Angiogenesis is fundamental for the healing process, and it is known that topical
GCs impair wound healing in part by inhibiting angiogenesis; for this reason, the
effects of 5α-THB on the formation of new vessels, in comparison with B, were
tested in a mouse model of inflammatory angiogenesis induced by sub-cutaneous
implantation of polyurethane sponges. 5α-THB, at equipotent doses to B for the
reduction of macrophage infiltration, inhibited angiogenesis to a lesser extent than its
precursor. In addition, B had systemic effects in that it lowered adrenal gland
weights, whereas 5α-THB did not. Histological analysis suggested that while B
inhibits formation and maturation of new vessels, 5α-THB may affect only the
former process. Molecular analysis showed that B reduced the abundance of
transcripts of the majority of the tested genes involved in inflammation, angiogenesis
and tissue remodelling, but 5α-THB had more selective effects.

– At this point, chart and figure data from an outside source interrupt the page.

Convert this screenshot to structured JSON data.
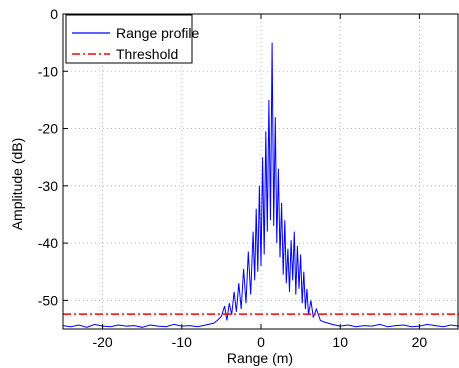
{
  "chart_data": {
    "type": "line",
    "xlabel": "Range (m)",
    "ylabel": "Amplitude (dB)",
    "xlim": [
      -25,
      25
    ],
    "ylim": [
      -55,
      0
    ],
    "xticks": [
      -20,
      -10,
      0,
      10,
      20
    ],
    "yticks": [
      0,
      -10,
      -20,
      -30,
      -40,
      -50
    ],
    "xtick_labels": [
      "-20",
      "-10",
      "0",
      "10",
      "20"
    ],
    "ytick_labels": [
      "0",
      "-10",
      "-20",
      "-30",
      "-40",
      "-50"
    ],
    "grid": true,
    "legend_position": "top-left",
    "series": [
      {
        "name": "Range profile",
        "color": "#0000ff",
        "style": "solid",
        "x": [
          -25,
          -24,
          -23,
          -22,
          -21,
          -20,
          -19,
          -18,
          -17,
          -16,
          -15,
          -14,
          -13,
          -12,
          -11,
          -10,
          -9,
          -8,
          -7,
          -6,
          -5.5,
          -5,
          -4.6,
          -4.3,
          -4,
          -3.7,
          -3.4,
          -3.1,
          -2.8,
          -2.5,
          -2.2,
          -1.9,
          -1.6,
          -1.3,
          -1.0,
          -0.8,
          -0.6,
          -0.4,
          -0.2,
          0,
          0.2,
          0.4,
          0.6,
          0.8,
          1.0,
          1.2,
          1.4,
          1.6,
          1.8,
          2.0,
          2.2,
          2.4,
          2.6,
          2.8,
          3.0,
          3.2,
          3.4,
          3.6,
          3.8,
          4.0,
          4.2,
          4.4,
          4.6,
          4.8,
          5.0,
          5.2,
          5.4,
          5.6,
          5.8,
          6.0,
          6.3,
          6.6,
          7.0,
          7.5,
          8,
          9,
          10,
          11,
          12,
          13,
          14,
          15,
          16,
          17,
          18,
          19,
          20,
          21,
          22,
          23,
          24,
          25
        ],
        "y": [
          -54.4,
          -54.6,
          -54.3,
          -54.7,
          -54.2,
          -54.5,
          -54.6,
          -54.3,
          -54.5,
          -54.4,
          -54.7,
          -54.3,
          -54.5,
          -54.6,
          -54.2,
          -54.5,
          -54.4,
          -54.6,
          -54.3,
          -54.0,
          -53.5,
          -52.8,
          -51.0,
          -53.5,
          -50.5,
          -52.5,
          -48.5,
          -52.0,
          -47.0,
          -51.5,
          -44.5,
          -50.5,
          -41.5,
          -49.0,
          -38.0,
          -46.5,
          -34.0,
          -45.0,
          -30.0,
          -44.0,
          -25.0,
          -42.0,
          -20.5,
          -38.0,
          -15.0,
          -36.0,
          -5.0,
          -37.0,
          -18.0,
          -40.0,
          -27.0,
          -42.5,
          -33.0,
          -45.5,
          -36.0,
          -47.0,
          -41.0,
          -48.5,
          -39.5,
          -46.5,
          -38.0,
          -49.0,
          -40.5,
          -48.0,
          -42.0,
          -50.5,
          -45.0,
          -51.5,
          -48.0,
          -52.5,
          -50.0,
          -53.0,
          -51.5,
          -53.5,
          -53.8,
          -54.2,
          -54.5,
          -54.3,
          -54.6,
          -54.4,
          -54.5,
          -54.2,
          -54.6,
          -54.4,
          -54.3,
          -54.6,
          -54.5,
          -54.2,
          -54.4,
          -54.6,
          -54.3,
          -54.5
        ]
      },
      {
        "name": "Threshold",
        "color": "#ff0000",
        "style": "dash-dot",
        "x": [
          -25,
          25
        ],
        "y": [
          -52.4,
          -52.4
        ]
      }
    ]
  }
}
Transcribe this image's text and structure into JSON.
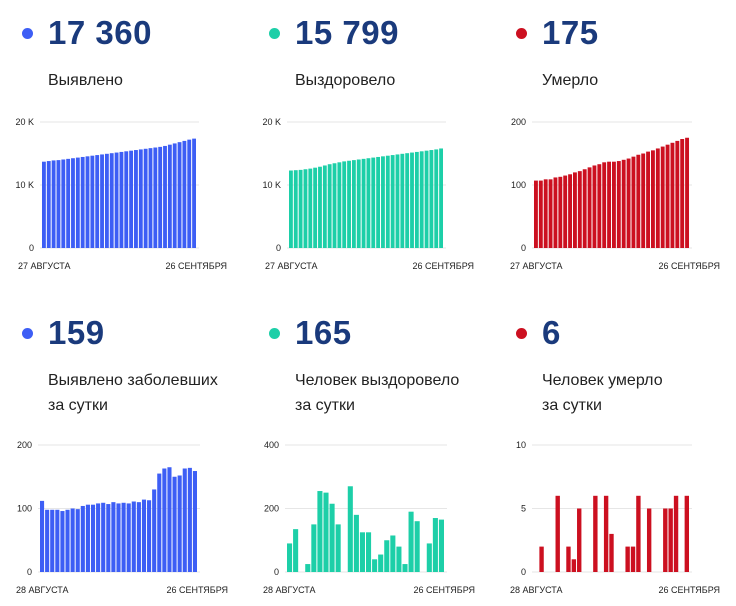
{
  "colors": {
    "blue": "#3d5ef5",
    "green": "#1dcfa8",
    "red": "#cc1020",
    "value_text": "#1a3a7c"
  },
  "cards": [
    {
      "value": "17 360",
      "label_lines": [
        "Выявлено"
      ],
      "color": "blue",
      "chart_data": {
        "type": "bar",
        "x_start_label": "27 АВГУСТА",
        "x_end_label": "26 СЕНТЯБРЯ",
        "ylim": [
          0,
          20000
        ],
        "yticks": [
          "0",
          "10 K",
          "20 K"
        ],
        "ytick_values": [
          0,
          10000,
          20000
        ],
        "values": [
          13700,
          13800,
          13900,
          13950,
          14050,
          14150,
          14250,
          14350,
          14450,
          14550,
          14650,
          14750,
          14850,
          14950,
          15050,
          15150,
          15250,
          15350,
          15450,
          15550,
          15650,
          15750,
          15850,
          15950,
          16050,
          16200,
          16400,
          16600,
          16800,
          17000,
          17200,
          17360
        ]
      }
    },
    {
      "value": "15 799",
      "label_lines": [
        "Выздоровело"
      ],
      "color": "green",
      "chart_data": {
        "type": "bar",
        "x_start_label": "27 АВГУСТА",
        "x_end_label": "26 СЕНТЯБРЯ",
        "ylim": [
          0,
          20000
        ],
        "yticks": [
          "0",
          "10 K",
          "20 K"
        ],
        "ytick_values": [
          0,
          10000,
          20000
        ],
        "values": [
          12300,
          12350,
          12400,
          12500,
          12600,
          12750,
          12900,
          13100,
          13300,
          13450,
          13600,
          13750,
          13850,
          13950,
          14050,
          14150,
          14250,
          14350,
          14450,
          14550,
          14650,
          14750,
          14850,
          14950,
          15050,
          15150,
          15250,
          15350,
          15450,
          15550,
          15650,
          15799
        ]
      }
    },
    {
      "value": "175",
      "label_lines": [
        "Умерло"
      ],
      "color": "red",
      "chart_data": {
        "type": "bar",
        "x_start_label": "27 АВГУСТА",
        "x_end_label": "26 СЕНТЯБРЯ",
        "ylim": [
          0,
          200
        ],
        "yticks": [
          "0",
          "100",
          "200"
        ],
        "ytick_values": [
          0,
          100,
          200
        ],
        "values": [
          107,
          107,
          109,
          109,
          112,
          113,
          115,
          117,
          120,
          122,
          125,
          128,
          131,
          133,
          136,
          137,
          137,
          138,
          140,
          142,
          145,
          148,
          150,
          153,
          155,
          158,
          161,
          164,
          167,
          170,
          173,
          175
        ]
      }
    },
    {
      "value": "159",
      "label_lines": [
        "Выявлено заболевших",
        "за сутки"
      ],
      "color": "blue",
      "chart_data": {
        "type": "bar",
        "x_start_label": "28 АВГУСТА",
        "x_end_label": "26 СЕНТЯБРЯ",
        "ylim": [
          0,
          200
        ],
        "yticks": [
          "0",
          "100",
          "200"
        ],
        "ytick_values": [
          0,
          100,
          200
        ],
        "values": [
          112,
          98,
          98,
          98,
          96,
          98,
          100,
          99,
          104,
          106,
          106,
          108,
          109,
          107,
          110,
          108,
          109,
          108,
          111,
          110,
          114,
          113,
          130,
          155,
          163,
          165,
          150,
          152,
          163,
          164,
          159
        ]
      }
    },
    {
      "value": "165",
      "label_lines": [
        "Человек выздоровело",
        "за сутки"
      ],
      "color": "green",
      "chart_data": {
        "type": "bar",
        "x_start_label": "28 АВГУСТА",
        "x_end_label": "26 СЕНТЯБРЯ",
        "ylim": [
          0,
          400
        ],
        "yticks": [
          "0",
          "200",
          "400"
        ],
        "ytick_values": [
          0,
          200,
          400
        ],
        "values": [
          90,
          135,
          0,
          25,
          150,
          255,
          250,
          215,
          150,
          0,
          270,
          180,
          125,
          125,
          40,
          55,
          100,
          115,
          80,
          25,
          190,
          160,
          0,
          90,
          170,
          165
        ]
      }
    },
    {
      "value": "6",
      "label_lines": [
        "Человек умерло",
        "за сутки"
      ],
      "color": "red",
      "chart_data": {
        "type": "bar",
        "x_start_label": "28 АВГУСТА",
        "x_end_label": "26 СЕНТЯБРЯ",
        "ylim": [
          0,
          10
        ],
        "yticks": [
          "0",
          "5",
          "10"
        ],
        "ytick_values": [
          0,
          5,
          10
        ],
        "values": [
          0,
          2,
          0,
          0,
          6,
          0,
          2,
          1,
          5,
          0,
          0,
          6,
          0,
          6,
          3,
          0,
          0,
          2,
          2,
          6,
          0,
          5,
          0,
          0,
          5,
          5,
          6,
          0,
          6
        ]
      }
    }
  ]
}
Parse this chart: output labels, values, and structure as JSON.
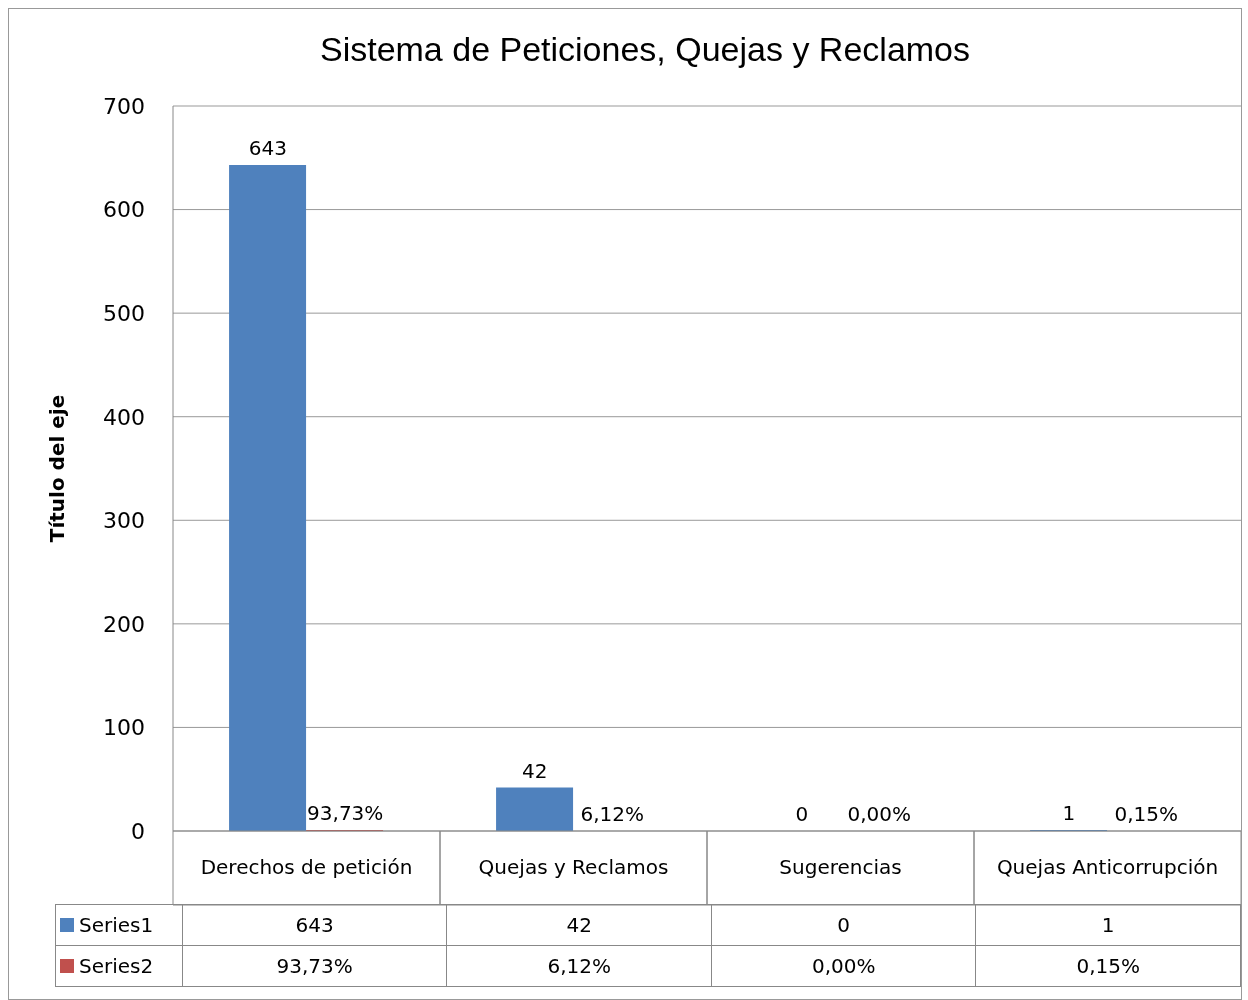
{
  "chart_data": {
    "type": "bar",
    "title": "Sistema de Peticiones, Quejas y Reclamos",
    "ylabel": "Título del eje",
    "categories": [
      "Derechos de petición",
      "Quejas y Reclamos",
      "Sugerencias",
      "Quejas Anticorrupción"
    ],
    "series": [
      {
        "name": "Series1",
        "color": "#4f81bd",
        "values": [
          643,
          42,
          0,
          1
        ],
        "value_labels": [
          "643",
          "42",
          "0",
          "1"
        ]
      },
      {
        "name": "Series2",
        "color": "#c0504d",
        "values": [
          0.9373,
          0.0612,
          0,
          0.0015
        ],
        "value_labels": [
          "93,73%",
          "6,12%",
          "0,00%",
          "0,15%"
        ]
      }
    ],
    "ylim": [
      0,
      700
    ],
    "yticks": [
      0,
      100,
      200,
      300,
      400,
      500,
      600,
      700
    ],
    "grid": "y",
    "legend": "bottom"
  }
}
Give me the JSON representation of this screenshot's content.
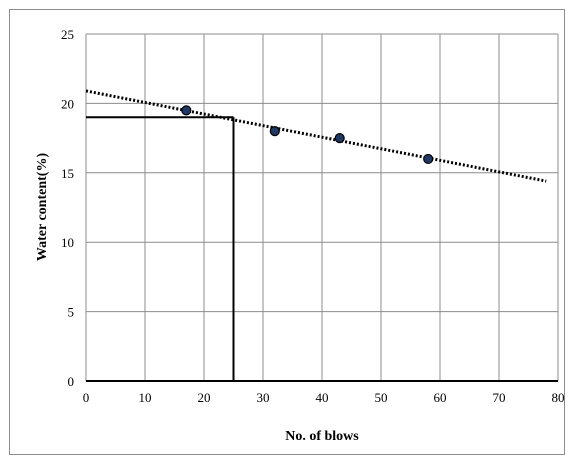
{
  "chart_data": {
    "type": "scatter",
    "xlabel": "No. of blows",
    "ylabel": "Water content(%)",
    "xlim": [
      0,
      80
    ],
    "ylim": [
      0,
      25
    ],
    "xticks": [
      "0",
      "10",
      "20",
      "30",
      "40",
      "50",
      "60",
      "70",
      "80"
    ],
    "yticks": [
      "0",
      "5",
      "10",
      "15",
      "20",
      "25"
    ],
    "grid": true,
    "legend": "none",
    "series": [
      {
        "x": [
          17,
          32,
          43,
          58
        ],
        "y": [
          19.5,
          18.0,
          17.5,
          16.0
        ],
        "marker": "circle",
        "color": "#1f3864"
      }
    ],
    "trendline": {
      "type": "linear",
      "style": "dotted",
      "color": "#000000",
      "x": [
        0,
        78
      ],
      "y": [
        20.9,
        14.4
      ]
    },
    "reference_lines": {
      "x": 25,
      "y": 19,
      "color": "#000000"
    }
  }
}
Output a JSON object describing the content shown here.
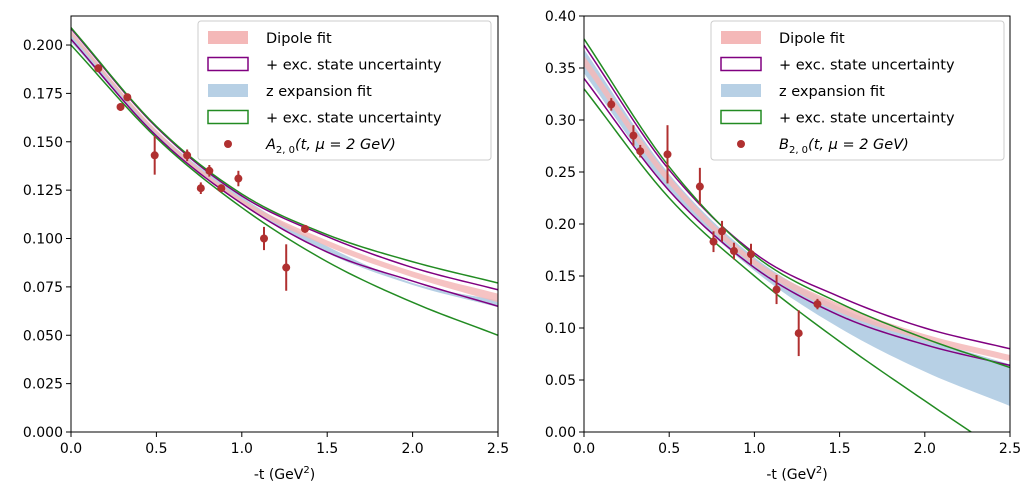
{
  "chart_data": [
    {
      "type": "scatter",
      "xlabel": "-t (GeV",
      "xlabel_sup": "2",
      "xlabel_close": ")",
      "ylabel": "",
      "xlim": [
        0.0,
        2.5
      ],
      "ylim": [
        0.0,
        0.215
      ],
      "xticks": [
        "0.0",
        "0.5",
        "1.0",
        "1.5",
        "2.0",
        "2.5"
      ],
      "xtick_values": [
        0.0,
        0.5,
        1.0,
        1.5,
        2.0,
        2.5
      ],
      "yticks": [
        "0.000",
        "0.025",
        "0.050",
        "0.075",
        "0.100",
        "0.125",
        "0.150",
        "0.175",
        "0.200"
      ],
      "ytick_values": [
        0.0,
        0.025,
        0.05,
        0.075,
        0.1,
        0.125,
        0.15,
        0.175,
        0.2
      ],
      "legend_position": "top-right",
      "legend": [
        {
          "label": "Dipole fit",
          "kind": "band",
          "color": "#f4b8b8"
        },
        {
          "label": "+ exc. state uncertainty",
          "kind": "box",
          "color": "#800080"
        },
        {
          "label": "z expansion fit",
          "kind": "band",
          "color": "#b7d0e5"
        },
        {
          "label": "+ exc. state uncertainty",
          "kind": "box",
          "color": "#228b22"
        },
        {
          "label_main": "A",
          "label_sub": "2, 0",
          "label_rest": "(t, μ = 2 GeV)",
          "kind": "point",
          "color": "#b03030"
        }
      ],
      "curves": {
        "dipole_band": {
          "x": [
            0,
            0.5,
            1.0,
            1.5,
            2.0,
            2.5
          ],
          "lower": [
            0.205,
            0.154,
            0.118,
            0.096,
            0.08,
            0.067
          ],
          "upper": [
            0.2075,
            0.156,
            0.1205,
            0.099,
            0.083,
            0.0715
          ]
        },
        "dipole_outer": {
          "x": [
            0,
            0.5,
            1.0,
            1.5,
            2.0,
            2.5
          ],
          "lower": [
            0.203,
            0.153,
            0.118,
            0.093,
            0.078,
            0.065
          ],
          "upper": [
            0.2085,
            0.1575,
            0.122,
            0.101,
            0.085,
            0.0735
          ]
        },
        "z_band": {
          "x": [
            0,
            0.5,
            1.0,
            1.5,
            2.0,
            2.5
          ],
          "lower": [
            0.2015,
            0.153,
            0.118,
            0.0925,
            0.076,
            0.0645
          ],
          "upper": [
            0.2075,
            0.156,
            0.1215,
            0.096,
            0.077,
            0.068
          ]
        },
        "z_outer": {
          "x": [
            0,
            0.5,
            1.0,
            1.5,
            2.0,
            2.5
          ],
          "lower": [
            0.2,
            0.152,
            0.116,
            0.088,
            0.067,
            0.05
          ],
          "upper": [
            0.209,
            0.158,
            0.123,
            0.102,
            0.088,
            0.077
          ]
        }
      },
      "points": [
        {
          "x": 0.16,
          "y": 0.188,
          "err": 0.002
        },
        {
          "x": 0.29,
          "y": 0.168,
          "err": 0.002
        },
        {
          "x": 0.33,
          "y": 0.173,
          "err": 0.002
        },
        {
          "x": 0.49,
          "y": 0.143,
          "err": 0.01
        },
        {
          "x": 0.68,
          "y": 0.143,
          "err": 0.003
        },
        {
          "x": 0.76,
          "y": 0.126,
          "err": 0.003
        },
        {
          "x": 0.81,
          "y": 0.135,
          "err": 0.003
        },
        {
          "x": 0.88,
          "y": 0.126,
          "err": 0.002
        },
        {
          "x": 0.98,
          "y": 0.131,
          "err": 0.004
        },
        {
          "x": 1.13,
          "y": 0.1,
          "err": 0.006
        },
        {
          "x": 1.26,
          "y": 0.085,
          "err": 0.012
        },
        {
          "x": 1.37,
          "y": 0.105,
          "err": 0.002
        }
      ]
    },
    {
      "type": "scatter",
      "xlabel": "-t (GeV",
      "xlabel_sup": "2",
      "xlabel_close": ")",
      "ylabel": "",
      "xlim": [
        0.0,
        2.5
      ],
      "ylim": [
        0.0,
        0.4
      ],
      "xticks": [
        "0.0",
        "0.5",
        "1.0",
        "1.5",
        "2.0",
        "2.5"
      ],
      "xtick_values": [
        0.0,
        0.5,
        1.0,
        1.5,
        2.0,
        2.5
      ],
      "yticks": [
        "0.00",
        "0.05",
        "0.10",
        "0.15",
        "0.20",
        "0.25",
        "0.30",
        "0.35",
        "0.40"
      ],
      "ytick_values": [
        0.0,
        0.05,
        0.1,
        0.15,
        0.2,
        0.25,
        0.3,
        0.35,
        0.4
      ],
      "legend_position": "top-right",
      "legend": [
        {
          "label": "Dipole fit",
          "kind": "band",
          "color": "#f4b8b8"
        },
        {
          "label": "+ exc. state uncertainty",
          "kind": "box",
          "color": "#800080"
        },
        {
          "label": "z expansion fit",
          "kind": "band",
          "color": "#b7d0e5"
        },
        {
          "label": "+ exc. state uncertainty",
          "kind": "box",
          "color": "#228b22"
        },
        {
          "label_main": "B",
          "label_sub": "2, 0",
          "label_rest": "(t, μ = 2 GeV)",
          "kind": "point",
          "color": "#b03030"
        }
      ],
      "curves": {
        "dipole_band": {
          "x": [
            0,
            0.5,
            1.0,
            1.5,
            2.0,
            2.5
          ],
          "lower": [
            0.352,
            0.238,
            0.16,
            0.115,
            0.088,
            0.068
          ],
          "upper": [
            0.362,
            0.246,
            0.166,
            0.123,
            0.094,
            0.074
          ]
        },
        "dipole_outer": {
          "x": [
            0,
            0.5,
            1.0,
            1.5,
            2.0,
            2.5
          ],
          "lower": [
            0.34,
            0.232,
            0.158,
            0.112,
            0.084,
            0.064
          ],
          "upper": [
            0.372,
            0.252,
            0.172,
            0.13,
            0.1,
            0.08
          ]
        },
        "z_band": {
          "x": [
            0,
            0.5,
            1.0,
            1.5,
            2.0,
            2.5
          ],
          "lower": [
            0.345,
            0.232,
            0.155,
            0.1,
            0.058,
            0.025
          ],
          "upper": [
            0.368,
            0.248,
            0.168,
            0.12,
            0.09,
            0.065
          ]
        },
        "z_outer": {
          "x": [
            0,
            0.5,
            1.0,
            1.5,
            2.0,
            2.5
          ],
          "lower": [
            0.33,
            0.225,
            0.15,
            0.087,
            0.03,
            -0.025
          ],
          "upper": [
            0.378,
            0.255,
            0.17,
            0.124,
            0.09,
            0.062
          ]
        }
      },
      "points": [
        {
          "x": 0.16,
          "y": 0.315,
          "err": 0.006
        },
        {
          "x": 0.29,
          "y": 0.285,
          "err": 0.01
        },
        {
          "x": 0.33,
          "y": 0.27,
          "err": 0.006
        },
        {
          "x": 0.49,
          "y": 0.267,
          "err": 0.028
        },
        {
          "x": 0.68,
          "y": 0.236,
          "err": 0.018
        },
        {
          "x": 0.76,
          "y": 0.183,
          "err": 0.01
        },
        {
          "x": 0.81,
          "y": 0.193,
          "err": 0.01
        },
        {
          "x": 0.88,
          "y": 0.174,
          "err": 0.008
        },
        {
          "x": 0.98,
          "y": 0.171,
          "err": 0.01
        },
        {
          "x": 1.13,
          "y": 0.137,
          "err": 0.014
        },
        {
          "x": 1.26,
          "y": 0.095,
          "err": 0.022
        },
        {
          "x": 1.37,
          "y": 0.123,
          "err": 0.005
        }
      ]
    }
  ]
}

Ex vivo studies in mouse bone marrow-derived macrophages stimulated with LPS
showed that 5α-THB inhibited release of pro-inflammatory cytokines in a weaker
manner compared with B. This inhibition was partially prevented by co-incubation of
RU486 with B but not with 5α-THB. In in vitro studies, molecular pathways
activated by B and associated with adverse side effects were only weakly activated
by 5α-THB. In particular, 5α-THB only weakly induced phosphorylation of GR, and
activation of expression of GC-responsive reporter plasmids and endogenous
metabolic genes. Interestingly, 5α-THB reduced B-induced trans-activation of some
of these genes.
In summary, 5α-THB effectively reduces skin inflammation, but, unlike B, has only
moderate anti-angiogenic properties, and weakly activates molecular mechanisms
associated with adverse metabolic side effects. Most importantly, its action may not
be due to activation of GR. This work opens the intriguing possibility that GCs work
through mechanisms not yet investigated, and this may be of pivotal importance in
the search for new safer anti-inflammatory compounds.